How to handle missing args in shell script

Question

What's the "right" way to handle missing arguments in a shell script? Is there a pre-canned way to check for this and then throw an exception? I'm an absolute beginner.

Answer 1

Typical shell scripts begin by parsing the options and arguments passed on the command line. The number of arguments is stored in the # parameter, i.e., you get it with $#. For example, if your scripts requires exactly three arguments, you can do something like this:

if [ $# -lt 3 ]; then   echo 1>&2 "$0: not enough arguments"   exit 2 elif [ $# -gt 3 ]; then   echo 1>&2 "$0: too many arguments"   exit 2 fi # The three arguments are available as "$1", "$2", "$3" 
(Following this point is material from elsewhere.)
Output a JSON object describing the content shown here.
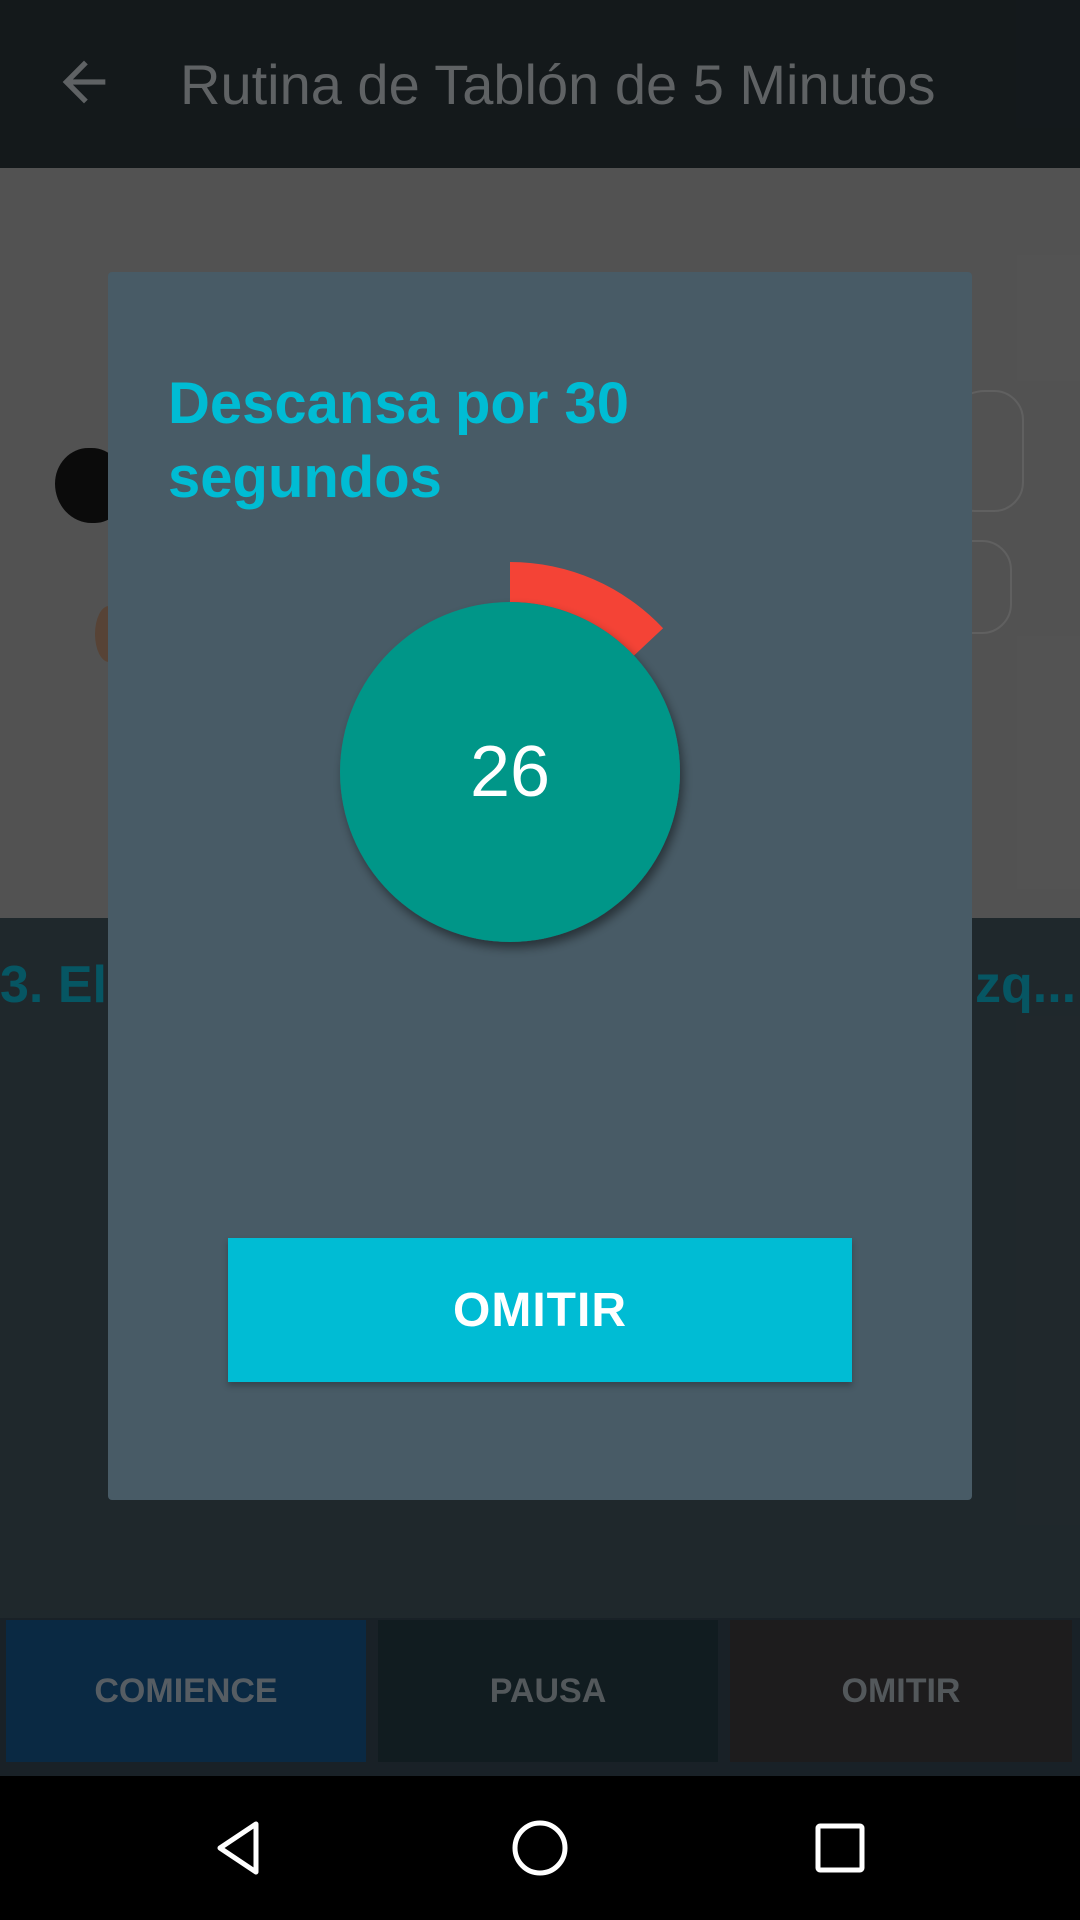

The built-in command exit terminates the script execution. The integer argument is the return value of the script: 0 to indicate success and a small positive integer to indicate failure (a common convention is that 1 means “not found” (think grep) and 2 means “unexpected error” (unrecognized option, invalid input file name, ...)).

If your script takes options (like -x), use getopts.

Answer 2

Example script (myscript.sh):

#!/bin/bash  file1=${1?param missing - from file.} file2=${2?param missing - to file.}   [...] 

Example:

$ ./myscript.sh file1  ./myscript.sh: line 4: 2: param missing - to file.